Statistical analyses will indeed be key in the first year of the study, which Wang said will mostly focus on "mining" a publicly available database on student achievement in the state of California. That data will be connected to information gathered through the state's High Performance Incentive Grant program, which funded new 'green' school building construction and renovations of existing buildings over the past decade. The UNL group hopes to find patterns that could help in preparing their study of schools in four local communities.

In years two and three, three Nebraska public school districts (Lincoln, Papillion-La Vista and Gretna) and the Council Bluffs, Iowa, district, have agreed to allow the researchers to monitor their classroom environments and to provide student achievement data.

Wang said the final year will include figuring out what the group learned. As part of a community engagement plan, Nebraska-based architecture and engineering firm DLR Group will take the results and consider how it can implement those findings in future school building and renovation projects. DLR Group is known locally for having designed Pinnacle Bank Arena in downtown Lincoln and nationally as one of the nation's top school-design firms.

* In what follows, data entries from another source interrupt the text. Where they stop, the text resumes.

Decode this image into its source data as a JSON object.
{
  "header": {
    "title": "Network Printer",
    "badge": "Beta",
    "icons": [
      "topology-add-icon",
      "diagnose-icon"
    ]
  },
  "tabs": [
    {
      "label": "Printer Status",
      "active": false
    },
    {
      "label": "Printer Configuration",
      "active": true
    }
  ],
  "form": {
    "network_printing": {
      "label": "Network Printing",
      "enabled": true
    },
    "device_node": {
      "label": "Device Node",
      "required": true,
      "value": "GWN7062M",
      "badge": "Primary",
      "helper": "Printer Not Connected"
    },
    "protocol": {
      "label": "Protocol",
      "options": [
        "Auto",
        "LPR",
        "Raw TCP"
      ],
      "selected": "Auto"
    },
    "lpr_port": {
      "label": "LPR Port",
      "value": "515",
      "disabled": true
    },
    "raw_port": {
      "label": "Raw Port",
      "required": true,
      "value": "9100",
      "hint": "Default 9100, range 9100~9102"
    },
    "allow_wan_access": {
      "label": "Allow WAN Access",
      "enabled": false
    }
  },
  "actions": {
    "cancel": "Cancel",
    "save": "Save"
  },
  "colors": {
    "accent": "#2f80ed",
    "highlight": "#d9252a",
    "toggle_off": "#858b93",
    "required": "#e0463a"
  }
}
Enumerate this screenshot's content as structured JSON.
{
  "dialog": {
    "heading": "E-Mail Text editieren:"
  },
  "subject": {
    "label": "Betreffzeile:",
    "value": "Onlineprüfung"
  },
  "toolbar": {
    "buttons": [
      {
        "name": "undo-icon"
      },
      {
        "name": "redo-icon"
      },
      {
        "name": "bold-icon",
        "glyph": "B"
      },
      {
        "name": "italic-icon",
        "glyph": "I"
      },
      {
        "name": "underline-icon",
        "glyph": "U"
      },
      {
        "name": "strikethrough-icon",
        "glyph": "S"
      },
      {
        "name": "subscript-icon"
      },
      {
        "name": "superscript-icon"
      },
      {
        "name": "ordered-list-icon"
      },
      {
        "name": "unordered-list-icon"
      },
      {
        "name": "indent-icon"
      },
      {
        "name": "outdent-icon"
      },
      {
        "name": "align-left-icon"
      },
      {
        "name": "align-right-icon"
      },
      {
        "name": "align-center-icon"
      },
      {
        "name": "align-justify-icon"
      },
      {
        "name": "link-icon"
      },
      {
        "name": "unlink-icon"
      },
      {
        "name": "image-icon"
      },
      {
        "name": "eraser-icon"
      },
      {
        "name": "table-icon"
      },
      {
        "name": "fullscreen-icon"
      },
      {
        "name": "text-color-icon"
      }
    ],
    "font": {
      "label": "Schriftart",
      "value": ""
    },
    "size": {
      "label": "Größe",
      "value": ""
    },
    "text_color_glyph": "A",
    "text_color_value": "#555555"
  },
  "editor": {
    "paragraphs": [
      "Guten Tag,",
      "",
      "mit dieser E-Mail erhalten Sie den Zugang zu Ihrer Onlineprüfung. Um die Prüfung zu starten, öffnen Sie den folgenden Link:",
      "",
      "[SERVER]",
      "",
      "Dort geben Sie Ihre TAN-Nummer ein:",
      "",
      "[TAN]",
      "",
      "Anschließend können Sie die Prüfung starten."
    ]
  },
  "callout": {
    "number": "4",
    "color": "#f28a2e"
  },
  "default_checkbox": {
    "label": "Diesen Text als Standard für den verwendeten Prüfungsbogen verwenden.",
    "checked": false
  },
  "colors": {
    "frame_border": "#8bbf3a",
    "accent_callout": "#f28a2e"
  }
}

Bovaird is most experienced in creating school-based behavioral interventions for reading and counselling programs. He said he's excited about this project because of the opportunity it presents for unique outcomes and applications.

"I'm an analyst. I haven't worked with these types of engineering-related measurements or manipulations, per se," Bovaird said. "But when I heard that the Durham School faculty were interested in this project, it was just putting two and two together and figuring that this might be a logical fit with my experience."

Wang said she believes the results of this project will make a big difference in schools.

"We expect this to be a really high-impact project. In an era when the hot topics in engineering are typically related to nanotechnology or biomedical engineering, we're thrilled that the EPA is actually funding work on the indoor environments that we're staying in every day and how that impacts our children," Wang said.